Principles and Components of Federated Learning Architectures
MD Abdullah Al Nasim, Fatema Tuj Johura Soshi, Parag Biswas, A. S. M Anas Ferdous, Abdur Rashid, Angona Biswas, Kishor Datta Gupta
TL;DR
The paper surveys Federated Learning principles, architectures, and security considerations, emphasizing data localization, privacy techniques, and communication efficiency. It analyzes cooperative training workflows, model aggregation methods such as FedAvg, and privacy-preserving strategies, while examining scalability through hierarchical and edge-enabled designs. The work reviews XAI and Zero Trust Architecture as mechanisms to enhance security, accountability, and continuous verification in FL systems, and evaluates algorithmic performance under i.i.d. and non-i.i.d. data.

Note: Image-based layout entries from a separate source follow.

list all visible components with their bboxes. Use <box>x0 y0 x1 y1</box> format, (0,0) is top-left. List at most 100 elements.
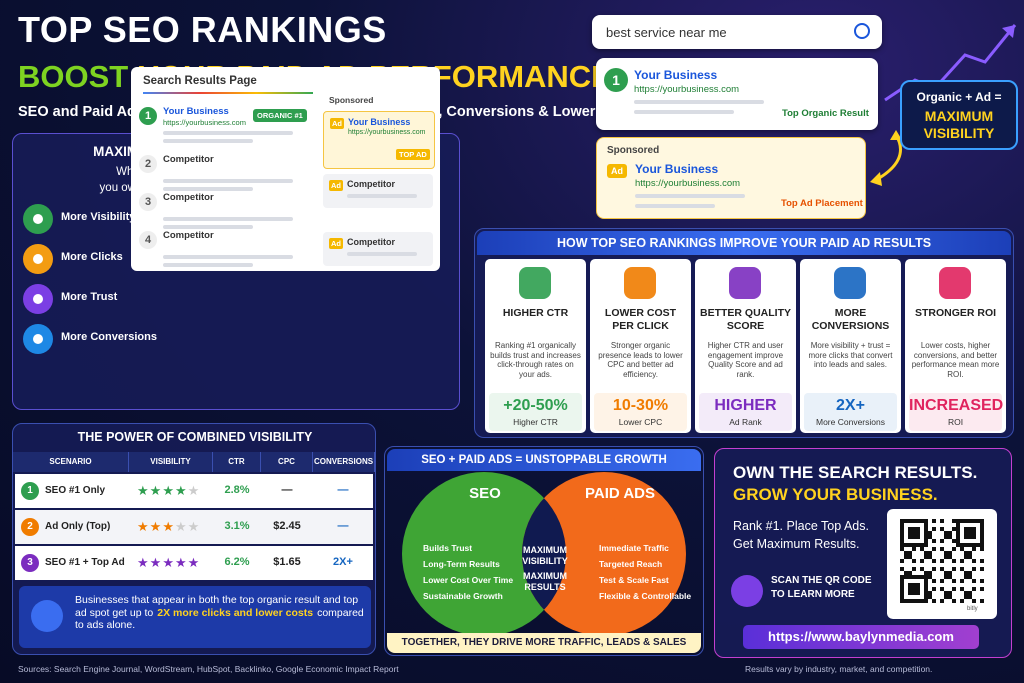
ad-badge: Ad <box>330 118 344 129</box>
card-text: More visibility + trust = more clicks th… <box>808 341 893 370</box>
growth-panel: SEO + PAID ADS = UNSTOPPABLE GROWTH SEO PA… <box>384 446 704 656</box>
placeholder-line <box>635 194 745 198</box>
stat-box: HIGHER Ad Rank <box>699 393 792 431</box>
qr-code: bitly <box>887 509 997 619</box>
star: ★ <box>162 519 174 534</box>
row-number: 3 <box>21 554 39 572</box>
table-row: 3 SEO #1 + Top Ad ★ ★ ★ ★ ★ 6.2% $1.65 2X+ <box>15 546 373 580</box>
ad-badge: Ad <box>329 180 343 191</box>
star: ★ <box>137 519 149 534</box>
ad-name: Competitor <box>347 179 395 189</box>
paid-title: PAID ADS <box>584 485 655 502</box>
combined-table-panel: THE POWER OF COMBINED VISIBILITY SCENARIO… <box>12 423 376 655</box>
benefit-card: LOWER COST PER CLICK Stronger organic pre… <box>590 259 691 433</box>
rank-badge: 1 <box>604 68 628 92</box>
organic-result: 1 Your Business https://yourbusiness.com To… <box>596 58 878 130</box>
cta-headline: OWN THE SEARCH RESULTS. <box>733 463 978 482</box>
url-button[interactable]: https://www.baylynmedia.com <box>743 625 979 649</box>
placeholder-line <box>634 100 764 104</box>
benefit-label: More Trust <box>61 291 118 303</box>
qr-modules <box>900 519 984 603</box>
serp-title: Search Results Page <box>143 75 257 87</box>
card-text: Ranking #1 organically builds trust and … <box>490 341 581 379</box>
sources: Sources: Search Engine Journal, WordStre… <box>18 664 399 674</box>
cpc: $2.45 <box>273 520 301 532</box>
row-number: 1 <box>21 482 39 500</box>
note-highlight: 2X more clicks and lower costs <box>157 606 314 619</box>
stat-box: INCREASED ROI <box>909 393 1004 431</box>
seo-item: Long-Term Results <box>423 559 500 569</box>
section-title-bar: SEO + PAID ADS = UNSTOPPABLE GROWTH <box>387 449 701 471</box>
paid-item: Immediate Traffic <box>599 543 669 553</box>
note-box: Businesses that appear in both the top o… <box>19 586 371 648</box>
benefit-label: More Conversions <box>61 331 157 343</box>
card-stat-label: Lower CPC <box>618 417 663 427</box>
placeholder-line <box>163 187 253 191</box>
card-stat: 10-30% <box>612 397 669 414</box>
callout-result: MAXIMUM VISIBILITY <box>923 108 995 141</box>
card-title: HIGHER CTR <box>502 307 569 319</box>
ad-url: https://yourbusiness.com <box>348 129 426 136</box>
seo-title: SEO <box>469 485 501 502</box>
top-ad-tag: TOP AD <box>396 149 430 160</box>
icon-dot <box>33 334 43 344</box>
benefit-icon <box>23 284 53 314</box>
placeholder-line <box>163 131 293 135</box>
icon-dot <box>33 214 43 224</box>
disclaimer: Results vary by industry, market, and co… <box>745 664 933 674</box>
result-url: https://yourbusiness.com <box>635 178 741 189</box>
placeholder-line <box>634 110 734 114</box>
benefit-card: STRONGER ROI Lower costs, higher conversi… <box>905 259 1006 433</box>
sponsored-heading: Sponsored <box>329 95 374 105</box>
benefit-card: BETTER QUALITY SCORE Higher CTR and user … <box>695 259 796 433</box>
result-name: Your Business <box>635 162 719 176</box>
result-name: Competitor <box>163 230 214 241</box>
benefit-icon <box>23 204 53 234</box>
card-title: LOWER COST PER CLICK <box>604 307 677 332</box>
growth-footer: TOGETHER, THEY DRIVE MORE TRAFFIC, LEADS… <box>387 633 701 653</box>
star: ★ <box>174 555 187 570</box>
result-name: Your Business <box>163 106 229 117</box>
ctr: 3.1% <box>224 520 250 532</box>
cta-headline-accent: GROW YOUR BUSINESS. <box>733 485 938 504</box>
subtitle-lead: BOOST <box>18 59 129 94</box>
organic-badge: ORGANIC #1 <box>253 109 307 122</box>
card-text: Higher CTR and user engagement improve Q… <box>707 341 784 379</box>
placeholder-line <box>163 139 253 143</box>
star: ★ <box>162 555 174 570</box>
placeholder-line <box>163 217 293 221</box>
placeholder-line <box>163 255 293 259</box>
seo-item: Builds Trust <box>423 543 473 553</box>
ad-box: Ad Competitor <box>323 174 433 208</box>
card-stat: HIGHER <box>714 397 777 414</box>
column-header: CTR <box>213 452 261 472</box>
cpc: — <box>281 484 293 496</box>
center-text: MAXIMUM RESULTS <box>523 571 567 592</box>
rating: ★ ★ ★ ★ ★ <box>137 519 199 535</box>
card-stat: INCREASED <box>909 397 1004 414</box>
star: ★ <box>149 519 162 534</box>
star: ★ <box>187 519 200 534</box>
card-icon <box>834 267 866 299</box>
card-stat: +20-50% <box>503 397 568 414</box>
sponsored-result: Sponsored Ad Your Business https://yourbusi… <box>596 137 866 219</box>
star: ★ <box>187 555 200 570</box>
note-before: Businesses that appear in both the top o… <box>75 594 359 619</box>
benefit-label: More Clicks <box>61 251 123 263</box>
paid-item: Test & Scale Fast <box>599 575 669 585</box>
conversions: — <box>337 520 349 532</box>
ad-name: Competitor <box>347 237 395 247</box>
benefit-card: HIGHER CTR Ranking #1 organically builds … <box>485 259 586 433</box>
star: ★ <box>174 483 187 498</box>
column-header: CONVERSIONS <box>313 452 375 472</box>
qr-label: bitly <box>967 606 978 612</box>
callout-lead: Organic + Ad = <box>916 90 1002 104</box>
card-icon <box>729 267 761 299</box>
result-name: Your Business <box>634 68 718 82</box>
seo-item: Sustainable Growth <box>423 591 503 601</box>
note-text: Businesses that appear in both the top o… <box>75 594 365 632</box>
search-query: best service near me <box>606 25 727 40</box>
section-title-bar: HOW TOP SEO RANKINGS IMPROVE YOUR PAID A… <box>477 231 1011 255</box>
benefit-icon <box>23 244 53 274</box>
rating: ★ ★ ★ ★ ★ <box>137 555 199 571</box>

It culminates in architectural patterns and a forward-looking roadmap that guides practitioners and researchers toward private, robust, and scalable FL deployments.
Abstract
Federated Learning (FL) is a machine learning framework where multiple clients, from mobiles to enterprises, collaboratively construct a model under the orchestration of a central server but still retain the decentralized nature of the training data. This decentralized training of models offers numerous advantages, including cost savings, enhanced privacy, improved security, and compliance with legal requirements. However, for all its apparent advantages, FL is not immune to the limitations of conventional machine learning methodologies. This article provides an elaborate explanation of the inherent concepts and features found within federated learning architecture, addressing five key domains: system heterogeneity, data partitioning, machine learning models, communication protocols, and privacy techniques. This article also highlights the limitations in this domain and proposes avenues for future work. Besides, we provide a set of architectural patterns for federated learning systems, which are derived from the systematic survey of the literature. The main elements of FL, the fundamentals of Federated Learning, and a few architectural specifics will all be better understood with the aid of this research.